The two policies have long been popular among progressives, but the poll released this week by Meredith College found favor even among Republican voters.    

Nearly eight out of 10 voters agreed that state lawmakers should increase the minimum wage of $7.25, which is also the federal minimum wage and the rate in 18 other states. 

North Carolinians, however, were split on how much the wage should go up, with one-third of those surveyed supporting a $10 minimum wage. About one-quarter of voters favored $12 an hour, and another 25 percent preferred $15 an hour.

Only 18 percent “somewhat” or “strongly” opposed any increase to the state minimum wage, speaking to its bipartisan support.

A $15 minimum wage was originally included but later stripped from the federal American Rescue Plan signed into law earlier this month.   

While raising the minimum wage from $7.25 is widely viewed as a progressive goal, a majority of Republican voters (65 percent) agreed the state minimum wage should go up, with a plurality (43 percent) supporting $10 per hour. Democrats (72 percent) preferred an hourly wage of either $12 or $15.

In general, young voters and those from urban counties joined Democrats in favoring a higher minimum wage while Republicans, older voters, and those from suburban and rural counties preferred the lower wage increase. 

Another issue that garnered bipartisan support was an expansion of Medicaid to provide health coverage to more low-income residents. North Carolina is one of only 12 states that has so far refused federal assistance to expand Medicaid coverage under the Affordable Care Act.  

Two-thirds of North Carolinians said state lawmakers should adopt Medicaid expansion while only 19 percent opposed the idea. 

Unsurprisingly, 89 percent of Democrats supported an expansion, but a plurality of Republicans (46 percent) also believed lawmakers should expand coverage compared to 34 percent who opposed it.

“Since its passage over a decade ago, the Affordable Care Act has been a wedge issue for the two major parties,” survey director David McLennan said in the report. “Medicaid expansion, even though Republican leadership in the General Assembly has been steadfastly opposed to this provision, remains very popular, even among Republicans in the state.”
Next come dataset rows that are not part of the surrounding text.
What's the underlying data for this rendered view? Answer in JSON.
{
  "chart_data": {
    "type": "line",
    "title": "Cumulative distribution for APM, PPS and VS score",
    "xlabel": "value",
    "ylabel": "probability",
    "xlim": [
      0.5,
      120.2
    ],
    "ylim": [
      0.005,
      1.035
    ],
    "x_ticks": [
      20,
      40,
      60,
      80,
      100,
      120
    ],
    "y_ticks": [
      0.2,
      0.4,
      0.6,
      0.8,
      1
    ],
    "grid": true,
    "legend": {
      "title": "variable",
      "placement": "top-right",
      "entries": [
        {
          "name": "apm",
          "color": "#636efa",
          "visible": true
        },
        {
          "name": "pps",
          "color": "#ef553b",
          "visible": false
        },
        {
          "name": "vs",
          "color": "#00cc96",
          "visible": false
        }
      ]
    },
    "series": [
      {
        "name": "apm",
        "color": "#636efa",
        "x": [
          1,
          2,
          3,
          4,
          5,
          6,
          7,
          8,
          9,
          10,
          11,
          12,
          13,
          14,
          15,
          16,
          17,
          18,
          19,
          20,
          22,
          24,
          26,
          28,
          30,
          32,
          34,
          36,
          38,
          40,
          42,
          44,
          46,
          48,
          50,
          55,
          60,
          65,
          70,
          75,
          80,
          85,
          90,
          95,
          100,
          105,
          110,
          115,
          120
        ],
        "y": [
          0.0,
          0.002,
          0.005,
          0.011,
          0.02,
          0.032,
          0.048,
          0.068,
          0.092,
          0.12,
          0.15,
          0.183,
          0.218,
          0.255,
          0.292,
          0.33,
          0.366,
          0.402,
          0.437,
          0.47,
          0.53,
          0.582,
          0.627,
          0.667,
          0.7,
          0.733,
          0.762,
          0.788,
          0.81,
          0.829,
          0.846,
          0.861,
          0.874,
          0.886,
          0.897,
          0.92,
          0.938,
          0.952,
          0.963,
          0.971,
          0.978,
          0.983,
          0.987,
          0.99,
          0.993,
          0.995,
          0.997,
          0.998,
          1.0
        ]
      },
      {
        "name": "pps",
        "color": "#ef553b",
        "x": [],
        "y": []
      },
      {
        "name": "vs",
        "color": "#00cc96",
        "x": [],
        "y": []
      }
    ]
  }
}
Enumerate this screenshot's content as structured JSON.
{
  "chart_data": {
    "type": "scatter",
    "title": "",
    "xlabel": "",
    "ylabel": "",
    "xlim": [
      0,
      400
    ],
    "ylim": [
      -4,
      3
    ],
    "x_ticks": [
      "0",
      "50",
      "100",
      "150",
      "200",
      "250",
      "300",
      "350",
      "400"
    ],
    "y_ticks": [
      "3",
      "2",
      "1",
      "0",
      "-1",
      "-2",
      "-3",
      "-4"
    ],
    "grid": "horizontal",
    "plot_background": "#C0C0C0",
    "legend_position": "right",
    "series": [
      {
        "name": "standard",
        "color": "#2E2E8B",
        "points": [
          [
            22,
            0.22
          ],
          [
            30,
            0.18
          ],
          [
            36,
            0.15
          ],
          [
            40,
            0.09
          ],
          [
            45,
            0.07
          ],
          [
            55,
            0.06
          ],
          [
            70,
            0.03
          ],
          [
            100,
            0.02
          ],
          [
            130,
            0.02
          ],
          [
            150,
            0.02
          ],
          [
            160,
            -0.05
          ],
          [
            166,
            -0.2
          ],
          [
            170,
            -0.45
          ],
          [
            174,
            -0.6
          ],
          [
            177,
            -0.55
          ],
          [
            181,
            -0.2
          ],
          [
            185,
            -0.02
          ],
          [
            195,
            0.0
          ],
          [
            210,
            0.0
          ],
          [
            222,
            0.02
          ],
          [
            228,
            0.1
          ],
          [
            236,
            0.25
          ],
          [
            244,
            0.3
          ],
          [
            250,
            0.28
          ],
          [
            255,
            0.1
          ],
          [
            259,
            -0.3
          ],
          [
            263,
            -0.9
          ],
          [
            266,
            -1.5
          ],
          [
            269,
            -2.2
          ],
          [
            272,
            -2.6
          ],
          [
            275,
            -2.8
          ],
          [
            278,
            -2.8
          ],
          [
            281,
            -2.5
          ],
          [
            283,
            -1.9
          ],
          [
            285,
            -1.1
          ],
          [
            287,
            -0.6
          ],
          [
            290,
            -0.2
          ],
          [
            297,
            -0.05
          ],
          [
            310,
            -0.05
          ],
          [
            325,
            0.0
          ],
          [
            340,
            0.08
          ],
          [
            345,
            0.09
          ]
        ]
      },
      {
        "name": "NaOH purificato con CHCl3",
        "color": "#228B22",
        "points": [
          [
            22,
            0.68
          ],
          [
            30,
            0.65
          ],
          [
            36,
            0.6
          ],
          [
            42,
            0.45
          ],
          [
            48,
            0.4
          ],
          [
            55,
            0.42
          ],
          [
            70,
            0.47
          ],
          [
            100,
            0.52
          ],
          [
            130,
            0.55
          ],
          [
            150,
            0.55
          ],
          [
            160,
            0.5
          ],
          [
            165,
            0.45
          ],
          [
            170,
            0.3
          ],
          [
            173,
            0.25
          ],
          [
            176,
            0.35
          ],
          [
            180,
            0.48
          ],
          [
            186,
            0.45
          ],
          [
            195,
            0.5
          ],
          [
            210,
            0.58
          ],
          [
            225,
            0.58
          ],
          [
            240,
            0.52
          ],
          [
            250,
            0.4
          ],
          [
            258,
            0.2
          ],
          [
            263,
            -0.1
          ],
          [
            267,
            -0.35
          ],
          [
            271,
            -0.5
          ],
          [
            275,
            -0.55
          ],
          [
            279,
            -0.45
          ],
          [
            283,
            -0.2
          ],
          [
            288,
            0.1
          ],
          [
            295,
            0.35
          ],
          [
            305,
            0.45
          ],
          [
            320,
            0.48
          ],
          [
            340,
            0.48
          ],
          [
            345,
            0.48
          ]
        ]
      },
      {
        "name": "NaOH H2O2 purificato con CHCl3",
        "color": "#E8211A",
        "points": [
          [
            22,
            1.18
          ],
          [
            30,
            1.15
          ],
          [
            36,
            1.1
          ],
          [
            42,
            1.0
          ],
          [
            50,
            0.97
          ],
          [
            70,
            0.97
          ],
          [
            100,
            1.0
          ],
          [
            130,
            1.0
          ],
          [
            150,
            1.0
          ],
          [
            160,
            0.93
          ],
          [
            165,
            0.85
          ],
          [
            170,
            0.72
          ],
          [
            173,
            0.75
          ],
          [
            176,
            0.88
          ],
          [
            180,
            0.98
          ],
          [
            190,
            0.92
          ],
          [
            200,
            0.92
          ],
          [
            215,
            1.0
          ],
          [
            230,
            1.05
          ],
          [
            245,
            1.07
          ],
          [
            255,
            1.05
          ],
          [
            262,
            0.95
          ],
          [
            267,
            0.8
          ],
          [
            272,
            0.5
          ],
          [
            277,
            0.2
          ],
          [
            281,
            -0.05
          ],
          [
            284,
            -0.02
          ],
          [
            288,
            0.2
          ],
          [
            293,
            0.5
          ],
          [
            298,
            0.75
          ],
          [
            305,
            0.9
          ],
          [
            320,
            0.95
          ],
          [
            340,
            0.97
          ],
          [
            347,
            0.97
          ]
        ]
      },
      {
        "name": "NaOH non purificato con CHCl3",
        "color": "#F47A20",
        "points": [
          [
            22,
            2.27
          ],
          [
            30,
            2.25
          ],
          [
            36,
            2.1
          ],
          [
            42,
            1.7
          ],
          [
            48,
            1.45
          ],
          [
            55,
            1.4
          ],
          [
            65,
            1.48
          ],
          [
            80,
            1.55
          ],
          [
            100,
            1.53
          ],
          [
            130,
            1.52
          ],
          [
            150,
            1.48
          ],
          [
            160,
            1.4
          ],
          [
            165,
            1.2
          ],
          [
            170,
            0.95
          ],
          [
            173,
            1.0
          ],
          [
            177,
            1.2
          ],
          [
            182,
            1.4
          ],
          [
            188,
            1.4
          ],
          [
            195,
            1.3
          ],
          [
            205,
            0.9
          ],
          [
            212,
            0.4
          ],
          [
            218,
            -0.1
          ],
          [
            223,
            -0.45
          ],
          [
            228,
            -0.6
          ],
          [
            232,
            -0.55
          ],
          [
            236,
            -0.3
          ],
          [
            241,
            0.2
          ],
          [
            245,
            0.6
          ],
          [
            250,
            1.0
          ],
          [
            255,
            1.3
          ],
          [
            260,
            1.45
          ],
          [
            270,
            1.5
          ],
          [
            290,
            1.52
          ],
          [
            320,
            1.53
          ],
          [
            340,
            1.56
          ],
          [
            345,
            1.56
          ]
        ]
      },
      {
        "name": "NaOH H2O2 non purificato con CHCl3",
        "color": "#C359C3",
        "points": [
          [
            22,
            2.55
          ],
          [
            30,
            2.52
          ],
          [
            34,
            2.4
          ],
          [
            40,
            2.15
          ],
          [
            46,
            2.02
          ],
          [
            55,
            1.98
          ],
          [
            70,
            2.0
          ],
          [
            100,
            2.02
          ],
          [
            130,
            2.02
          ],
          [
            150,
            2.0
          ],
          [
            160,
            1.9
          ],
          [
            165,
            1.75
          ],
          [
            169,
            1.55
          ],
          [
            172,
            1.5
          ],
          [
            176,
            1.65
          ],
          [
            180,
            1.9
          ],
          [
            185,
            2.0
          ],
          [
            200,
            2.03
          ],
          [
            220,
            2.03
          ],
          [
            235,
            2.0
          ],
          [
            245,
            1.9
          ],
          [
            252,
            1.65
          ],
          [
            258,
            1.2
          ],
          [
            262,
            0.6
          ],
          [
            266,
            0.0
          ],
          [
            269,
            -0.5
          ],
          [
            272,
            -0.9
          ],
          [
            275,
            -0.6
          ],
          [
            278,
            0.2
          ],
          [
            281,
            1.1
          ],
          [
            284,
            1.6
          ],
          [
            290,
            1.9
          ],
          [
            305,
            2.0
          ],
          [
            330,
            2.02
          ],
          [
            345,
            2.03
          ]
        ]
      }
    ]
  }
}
Other policy issues that received widespread support in the survey included a hands-free law, which would make holding a mobile device while driving illegal. More than 80 percent of North Carolinians supported the proposal, which about half of U.S. states have adopted. Two-thirds of voters also supported a statewide mask mandate in response to the ongoing COVID pandemic, but the support was largely partisan, with more than 80 percent of Democrats favoring the mandate and 53 percent of Republicans opposing it.